Les pacifiants sont à la fois ceux qui font œuvre de paix et desquels émane la paix. Ne nous y trompons pas : nous ne sommes pas des révolutionnaires violents, mais des non-violents en colère contre la misère injuste. Dieu nous demande d’inventer des stratégies de non-violence actives capables de garantir le respect de la dignité à chacun.

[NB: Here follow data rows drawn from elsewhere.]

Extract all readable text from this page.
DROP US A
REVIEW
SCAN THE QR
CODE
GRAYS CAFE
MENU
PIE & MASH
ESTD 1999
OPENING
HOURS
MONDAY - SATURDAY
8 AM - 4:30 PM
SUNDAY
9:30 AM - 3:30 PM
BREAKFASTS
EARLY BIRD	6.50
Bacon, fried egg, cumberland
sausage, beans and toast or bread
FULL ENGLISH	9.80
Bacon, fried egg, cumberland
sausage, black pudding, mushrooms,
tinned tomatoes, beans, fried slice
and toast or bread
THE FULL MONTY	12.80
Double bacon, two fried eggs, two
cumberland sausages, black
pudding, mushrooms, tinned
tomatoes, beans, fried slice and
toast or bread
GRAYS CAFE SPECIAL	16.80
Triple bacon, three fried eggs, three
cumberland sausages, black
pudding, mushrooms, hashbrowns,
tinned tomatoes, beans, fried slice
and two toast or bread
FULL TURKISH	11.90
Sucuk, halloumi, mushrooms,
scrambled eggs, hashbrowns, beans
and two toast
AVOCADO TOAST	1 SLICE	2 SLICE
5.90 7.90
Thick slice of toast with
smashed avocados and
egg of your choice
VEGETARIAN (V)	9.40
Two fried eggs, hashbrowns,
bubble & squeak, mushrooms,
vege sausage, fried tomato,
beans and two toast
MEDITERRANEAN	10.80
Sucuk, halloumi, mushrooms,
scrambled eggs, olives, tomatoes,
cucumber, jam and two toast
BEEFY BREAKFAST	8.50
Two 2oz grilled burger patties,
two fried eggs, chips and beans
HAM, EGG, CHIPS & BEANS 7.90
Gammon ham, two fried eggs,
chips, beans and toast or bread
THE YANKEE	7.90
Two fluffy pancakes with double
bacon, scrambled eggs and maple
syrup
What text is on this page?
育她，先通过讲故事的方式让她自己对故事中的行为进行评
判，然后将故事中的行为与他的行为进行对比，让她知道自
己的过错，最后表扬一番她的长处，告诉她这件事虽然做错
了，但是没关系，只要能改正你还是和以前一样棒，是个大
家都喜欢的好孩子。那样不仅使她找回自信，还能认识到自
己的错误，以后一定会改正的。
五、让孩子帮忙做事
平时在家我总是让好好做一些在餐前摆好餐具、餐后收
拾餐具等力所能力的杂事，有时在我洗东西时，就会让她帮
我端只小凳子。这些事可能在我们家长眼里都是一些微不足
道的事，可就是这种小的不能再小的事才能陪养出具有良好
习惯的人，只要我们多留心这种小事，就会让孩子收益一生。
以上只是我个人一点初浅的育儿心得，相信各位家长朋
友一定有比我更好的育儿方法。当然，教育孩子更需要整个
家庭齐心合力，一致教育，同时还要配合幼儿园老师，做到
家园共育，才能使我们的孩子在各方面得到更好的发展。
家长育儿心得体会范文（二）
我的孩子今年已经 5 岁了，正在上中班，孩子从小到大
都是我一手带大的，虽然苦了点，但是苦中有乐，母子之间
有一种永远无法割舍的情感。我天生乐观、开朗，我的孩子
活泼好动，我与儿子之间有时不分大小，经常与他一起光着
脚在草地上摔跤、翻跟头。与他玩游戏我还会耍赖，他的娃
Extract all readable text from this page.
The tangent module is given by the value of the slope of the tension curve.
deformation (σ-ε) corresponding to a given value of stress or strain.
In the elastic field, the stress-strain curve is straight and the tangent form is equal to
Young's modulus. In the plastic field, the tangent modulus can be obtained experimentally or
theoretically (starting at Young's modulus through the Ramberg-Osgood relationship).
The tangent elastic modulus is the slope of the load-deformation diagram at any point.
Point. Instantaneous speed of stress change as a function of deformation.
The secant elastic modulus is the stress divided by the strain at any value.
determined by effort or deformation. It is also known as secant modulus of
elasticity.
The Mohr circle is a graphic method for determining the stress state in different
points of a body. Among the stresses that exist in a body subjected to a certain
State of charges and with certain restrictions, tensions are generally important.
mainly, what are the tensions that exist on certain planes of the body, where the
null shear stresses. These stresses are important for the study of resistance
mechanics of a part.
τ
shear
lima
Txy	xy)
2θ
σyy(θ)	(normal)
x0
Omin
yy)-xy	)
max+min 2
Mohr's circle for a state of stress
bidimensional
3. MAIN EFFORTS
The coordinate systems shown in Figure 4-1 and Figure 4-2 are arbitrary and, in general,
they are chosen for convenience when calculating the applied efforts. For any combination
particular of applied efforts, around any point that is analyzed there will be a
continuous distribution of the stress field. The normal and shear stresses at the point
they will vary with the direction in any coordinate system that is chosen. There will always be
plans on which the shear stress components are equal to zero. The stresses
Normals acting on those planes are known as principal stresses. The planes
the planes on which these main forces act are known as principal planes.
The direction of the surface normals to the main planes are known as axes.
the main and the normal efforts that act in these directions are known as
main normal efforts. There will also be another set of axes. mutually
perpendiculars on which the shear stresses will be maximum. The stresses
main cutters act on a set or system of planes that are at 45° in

Jésus insiste sur la nécessité de s’engager concrètement : pas de y’a qu’à, faut qu’on ! C’est dans l’ADN du chrétien que d’agir pour changer le monde. Il faut faire. Il faut agir. Nous n’avons pas le droit de baisser les bras face à la pauvreté. De nous voiler la face ou de détourner le regard. La citation de Don Salluste, joué par Louis de Funès dans La folie des grandeurs « Les pauvres, c’est fait pour être très pauvres, et les riches, pour être très riches » est fausse, la pauvreté n’est que très rarement un choix. Pensez aux étudiants d’Evry obligés de se prostituer en forêt de Sénart pour survivre. Ou aux gens du voyage sur l’aire de grand passage de Lisses qui sont l’objet d’un racisme écologique, puisque on leur donne toujours le droit de stationner dans des friches industrielles polluées ou sous des lignes à haute tension, ou aux abords direct des autoroutes. Croyez-vous qu’ils seraient contre un peu de verdure ? Que leur mode de vie leur refuse un peu d’air pur ? Ou bien que nous préférions les parquer à l’écart, comme nous l’avons fait à Linas-Montlhéry. Quel mal à fuir son pays pour rêver d’une vie plus digne en France ? Pour éviter l’excision à ses filles ?
Écoutons-nous le cri des pauvres ? La colère de la terre ? Le rôle des chrétiens n’est pas de se taire. Il ne l’a jamais été. Sinon, nous n’aurions jamais eu de martyrs. Ouvrons les yeux : il n’y a jamais eu autant de pauvres dans le monde, et autant de milliardaires. Face à ce phénomène d’inégalités croissantes, force est de constater que se développent aujourd’hui de nouvelles formes de pauvreté.
Le danger qui nous guette, c’est de baisser la garde face à la pauvreté, en croyant qu’on peut avoir droit au Royaume de Dieu sans se battre pour son avènement ici-bas. Fermer les yeux, c’est non seulement s’aveugler, mais faire preuve de cruauté. Comme le dit le pape Léon XIV au n° 15. de Dilexi te : « Certains se laissent contaminer par des idéologies mondaines ou des généralisations politiques ou économiques qui ridiculisent même l’exercice de la charité ». Comme si donner de l’argent à un SDF allait vous blesser ! Comme si la charité ne se pratiquait qu’entre chrétiens.
Dieu nous attends pour agir. Il suscite en nous la juste colère de ceux qui refusent la banalité du mal et désirent se battre pour rendre le monde un peu moins moche qu’ils l’ont reçu. Osons rêver un monde plus juste pour nos enfants ! Chrétiens, en avant !
Seigneur, viens ! Répands ta sainte colère en nos cœurs, ta douceur et ta compassion, pour que nous puissions trouver en toi le courage de nous battre pour réduire les inégalités. Esprit saint, inspire nous les moyens de lutte pour l’avènement du Royaume. Amen.